CESA. L’associazione “Forza Napoli Cesa 2022” meglio conosciuta ed identificata come Club Napoli Cesa ha chiesto al Consiglio Comunale di intitolare il "Largo Pizzo Lucente" a Carlo di Borbone.

"Tecnicamente “Largo Pizzo Lucente” non esiste nella toponomastica del nostro comune, ma è in realtà l’allargamento di Via Parroco Della Gala. - fanno sapere dal sodalizio guidato da Luigi Oliva - L’intitolazione dello stesso sarebbe riferita soltanto all’allargamento, e potrebbe non risultare estremamente complicato, o addirittura lasciarla solo come intitolazione commemorativa e non avviare l’iter che potrebbe essere una procedura abbastanza tortuosa e lunga, ma dalla nostra parte sappiamo che questo piccolo passo può rappresentare, come sta già succedendo in altri Comuni non troppo lontani da noi, la possibilità di rivisitare la Storia dell'Italia.

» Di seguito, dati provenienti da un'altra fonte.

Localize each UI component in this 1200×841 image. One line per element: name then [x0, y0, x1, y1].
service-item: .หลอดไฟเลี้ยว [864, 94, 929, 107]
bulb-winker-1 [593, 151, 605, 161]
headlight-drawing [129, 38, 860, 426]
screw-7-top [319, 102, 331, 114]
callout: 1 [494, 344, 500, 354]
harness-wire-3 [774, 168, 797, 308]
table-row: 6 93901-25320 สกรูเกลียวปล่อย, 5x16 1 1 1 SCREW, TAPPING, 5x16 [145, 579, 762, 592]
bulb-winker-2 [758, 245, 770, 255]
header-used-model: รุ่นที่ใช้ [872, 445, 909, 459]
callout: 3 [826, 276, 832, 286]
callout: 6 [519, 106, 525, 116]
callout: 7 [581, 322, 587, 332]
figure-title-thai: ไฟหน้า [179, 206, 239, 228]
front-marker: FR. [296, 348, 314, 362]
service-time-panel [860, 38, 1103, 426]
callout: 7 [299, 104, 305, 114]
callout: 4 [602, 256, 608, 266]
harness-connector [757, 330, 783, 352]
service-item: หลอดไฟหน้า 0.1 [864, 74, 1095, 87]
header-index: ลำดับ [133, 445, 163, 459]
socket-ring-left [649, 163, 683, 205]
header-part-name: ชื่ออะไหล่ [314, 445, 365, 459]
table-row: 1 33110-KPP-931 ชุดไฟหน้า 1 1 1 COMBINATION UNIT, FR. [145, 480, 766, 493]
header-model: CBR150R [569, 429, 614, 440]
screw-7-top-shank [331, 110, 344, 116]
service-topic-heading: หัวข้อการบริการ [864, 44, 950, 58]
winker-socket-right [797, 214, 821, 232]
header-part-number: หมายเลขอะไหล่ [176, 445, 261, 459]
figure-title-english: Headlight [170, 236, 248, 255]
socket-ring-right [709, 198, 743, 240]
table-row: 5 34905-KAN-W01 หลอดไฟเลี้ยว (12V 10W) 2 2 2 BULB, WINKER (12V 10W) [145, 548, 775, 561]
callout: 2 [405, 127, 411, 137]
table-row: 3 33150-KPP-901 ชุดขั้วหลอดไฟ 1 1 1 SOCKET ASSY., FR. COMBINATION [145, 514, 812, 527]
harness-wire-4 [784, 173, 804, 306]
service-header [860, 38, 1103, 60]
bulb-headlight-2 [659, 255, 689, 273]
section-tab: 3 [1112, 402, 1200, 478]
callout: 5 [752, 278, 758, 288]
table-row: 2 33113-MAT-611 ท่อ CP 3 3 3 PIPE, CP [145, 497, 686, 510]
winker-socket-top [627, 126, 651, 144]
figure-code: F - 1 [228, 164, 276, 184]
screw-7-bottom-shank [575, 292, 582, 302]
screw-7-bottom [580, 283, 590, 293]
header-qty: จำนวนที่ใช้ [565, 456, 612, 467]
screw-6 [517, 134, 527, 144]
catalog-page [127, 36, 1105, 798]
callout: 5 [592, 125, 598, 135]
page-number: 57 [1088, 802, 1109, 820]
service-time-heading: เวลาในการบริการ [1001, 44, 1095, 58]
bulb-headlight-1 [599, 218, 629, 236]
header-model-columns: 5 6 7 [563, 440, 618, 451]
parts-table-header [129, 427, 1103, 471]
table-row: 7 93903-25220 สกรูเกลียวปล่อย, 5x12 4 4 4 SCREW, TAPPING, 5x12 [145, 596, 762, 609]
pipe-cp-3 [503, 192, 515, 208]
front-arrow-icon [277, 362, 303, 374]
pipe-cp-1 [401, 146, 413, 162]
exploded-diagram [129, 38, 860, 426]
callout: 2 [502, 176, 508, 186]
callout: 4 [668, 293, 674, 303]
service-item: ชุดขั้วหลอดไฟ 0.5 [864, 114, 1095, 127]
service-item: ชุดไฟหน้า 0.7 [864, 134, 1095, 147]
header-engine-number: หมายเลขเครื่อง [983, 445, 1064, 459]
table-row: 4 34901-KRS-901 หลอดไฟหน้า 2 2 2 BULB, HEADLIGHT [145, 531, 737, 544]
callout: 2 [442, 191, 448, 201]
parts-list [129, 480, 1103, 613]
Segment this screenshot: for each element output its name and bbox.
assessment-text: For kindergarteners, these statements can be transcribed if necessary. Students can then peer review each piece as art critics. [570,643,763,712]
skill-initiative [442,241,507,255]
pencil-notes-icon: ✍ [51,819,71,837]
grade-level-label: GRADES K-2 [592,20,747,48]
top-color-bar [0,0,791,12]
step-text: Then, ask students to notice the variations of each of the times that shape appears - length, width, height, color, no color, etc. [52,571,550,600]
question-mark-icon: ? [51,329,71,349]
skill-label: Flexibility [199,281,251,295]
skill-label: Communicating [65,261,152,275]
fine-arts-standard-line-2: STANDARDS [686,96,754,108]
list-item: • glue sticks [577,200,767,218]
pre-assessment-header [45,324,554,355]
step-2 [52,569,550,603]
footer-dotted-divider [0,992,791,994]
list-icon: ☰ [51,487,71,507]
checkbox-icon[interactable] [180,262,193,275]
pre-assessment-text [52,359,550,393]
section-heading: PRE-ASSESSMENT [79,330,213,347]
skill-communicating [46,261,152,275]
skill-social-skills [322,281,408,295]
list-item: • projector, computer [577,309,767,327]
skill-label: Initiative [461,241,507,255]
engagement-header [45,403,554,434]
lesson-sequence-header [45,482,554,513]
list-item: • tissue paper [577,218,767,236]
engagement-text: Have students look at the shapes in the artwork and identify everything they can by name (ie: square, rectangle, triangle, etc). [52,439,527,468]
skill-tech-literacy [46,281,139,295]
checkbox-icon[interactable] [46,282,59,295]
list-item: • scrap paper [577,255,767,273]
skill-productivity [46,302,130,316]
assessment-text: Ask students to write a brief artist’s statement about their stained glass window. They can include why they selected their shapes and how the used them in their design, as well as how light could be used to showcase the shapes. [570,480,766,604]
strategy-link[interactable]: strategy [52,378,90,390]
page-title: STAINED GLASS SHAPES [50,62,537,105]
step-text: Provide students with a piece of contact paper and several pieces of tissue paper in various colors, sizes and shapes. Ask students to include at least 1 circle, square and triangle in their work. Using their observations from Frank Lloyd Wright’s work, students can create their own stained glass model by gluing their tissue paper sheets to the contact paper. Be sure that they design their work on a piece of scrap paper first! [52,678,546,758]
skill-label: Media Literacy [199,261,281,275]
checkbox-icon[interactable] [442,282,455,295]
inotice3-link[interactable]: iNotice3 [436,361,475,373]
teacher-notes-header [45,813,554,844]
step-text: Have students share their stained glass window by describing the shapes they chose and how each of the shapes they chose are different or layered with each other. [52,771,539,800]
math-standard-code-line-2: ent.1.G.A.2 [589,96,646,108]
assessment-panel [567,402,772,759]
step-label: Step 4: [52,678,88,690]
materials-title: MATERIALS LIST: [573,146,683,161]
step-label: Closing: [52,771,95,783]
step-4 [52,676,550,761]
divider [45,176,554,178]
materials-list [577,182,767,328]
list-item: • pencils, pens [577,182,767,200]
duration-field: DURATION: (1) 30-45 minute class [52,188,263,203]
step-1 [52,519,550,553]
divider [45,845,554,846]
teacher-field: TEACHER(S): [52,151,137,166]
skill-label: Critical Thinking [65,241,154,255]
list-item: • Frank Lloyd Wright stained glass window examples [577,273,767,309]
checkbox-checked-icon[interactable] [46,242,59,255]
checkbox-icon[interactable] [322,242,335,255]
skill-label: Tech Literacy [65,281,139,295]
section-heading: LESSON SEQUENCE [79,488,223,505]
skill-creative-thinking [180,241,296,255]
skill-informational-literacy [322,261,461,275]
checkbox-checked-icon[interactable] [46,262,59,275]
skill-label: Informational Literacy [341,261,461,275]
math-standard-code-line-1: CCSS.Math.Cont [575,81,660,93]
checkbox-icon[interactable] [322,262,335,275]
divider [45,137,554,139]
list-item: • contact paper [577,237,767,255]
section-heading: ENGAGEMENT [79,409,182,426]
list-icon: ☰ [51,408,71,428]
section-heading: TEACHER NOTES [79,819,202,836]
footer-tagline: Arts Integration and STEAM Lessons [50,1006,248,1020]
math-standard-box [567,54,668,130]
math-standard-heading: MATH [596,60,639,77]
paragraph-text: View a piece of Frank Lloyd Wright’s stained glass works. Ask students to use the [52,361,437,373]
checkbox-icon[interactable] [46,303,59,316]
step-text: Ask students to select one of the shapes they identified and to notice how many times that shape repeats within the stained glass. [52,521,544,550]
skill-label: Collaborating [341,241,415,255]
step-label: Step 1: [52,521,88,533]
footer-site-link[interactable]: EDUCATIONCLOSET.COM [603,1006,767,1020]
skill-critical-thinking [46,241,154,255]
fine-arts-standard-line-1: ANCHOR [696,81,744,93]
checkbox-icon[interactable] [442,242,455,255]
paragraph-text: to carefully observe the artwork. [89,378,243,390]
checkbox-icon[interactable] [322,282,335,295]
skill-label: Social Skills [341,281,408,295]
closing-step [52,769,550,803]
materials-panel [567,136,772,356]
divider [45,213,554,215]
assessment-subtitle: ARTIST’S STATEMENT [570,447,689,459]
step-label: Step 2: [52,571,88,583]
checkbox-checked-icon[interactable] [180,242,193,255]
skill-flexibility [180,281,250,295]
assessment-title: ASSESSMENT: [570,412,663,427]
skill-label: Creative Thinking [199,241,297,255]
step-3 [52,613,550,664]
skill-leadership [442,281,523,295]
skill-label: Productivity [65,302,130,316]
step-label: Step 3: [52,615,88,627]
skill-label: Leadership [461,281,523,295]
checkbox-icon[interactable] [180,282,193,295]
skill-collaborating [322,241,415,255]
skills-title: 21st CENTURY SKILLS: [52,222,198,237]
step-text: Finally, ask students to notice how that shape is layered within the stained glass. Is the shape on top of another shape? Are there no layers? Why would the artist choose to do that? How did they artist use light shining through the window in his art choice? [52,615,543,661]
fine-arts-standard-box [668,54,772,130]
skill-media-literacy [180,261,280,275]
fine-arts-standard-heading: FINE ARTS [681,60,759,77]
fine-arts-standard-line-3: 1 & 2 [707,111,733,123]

Ci teniamo a sottolineare, che non vogliamo mettere in dubbio l'importanza storica dell'Unità d'Italia ne tantomeno vilipendere la nostra amata Repubblica, ma il fermento e l'amore per la nostra terra e soprattutto per il nostro Sud ci spingono ad essere storicamente realistici.

Tutto il Mezzogiorno, l’ex Regno delle Due Sicilie, hanno legato in maniera indissolubile la propria storia alla dinastia dei Borbone delle Due Sicilie. Una famiglia che in appena 126 anni ha costruito e realizzato bellezze inimmaginabili, oltre a rendere florida una terra che ancora oggi gode degli effetti benefici di quel governo illuminato. Una terra che, se oggi può vantarsi di essere la parte più bella dell’Italia, fatta di monumenti e città d’arte, può farlo in massima parte proprio grazie a quel periodo storico in cui fu una nazione indipendente.

La personalità e le opere di Carlo di Borbone al Sud, meritano un riconoscimento che va oltre i libri di storia. Questa titolazione rappresenta il recupero e il rispetto di un sovrano che si autodefinì napoletano. Con l'attribuzione dell'attuale largo a re Carlo trasmetteremo anche una parte di storia alle nuove generazioni, lasciando così un'impronta indelebile sulla nostra identità.

Abbiamo festeggiato lo scudetto del Napoli tutti insieme, il traguardo rappresenta anche un riscatto prima di tutto sportivo ma è sicuramente un segnale positivo anche per altri aspetti. I segnali di risveglio culturale, del resto, si colgono in qualsiasi discussione. Questa è una terra di straordinaria bellezza ed intitolare il largo o una strada principale della città a Carlo di Borbone, il Re che fece grandi Napoli capitale e il Regno delle Due Sicilie, rappresenta un segnale importante.

La rinascita può partire anche da Cesa".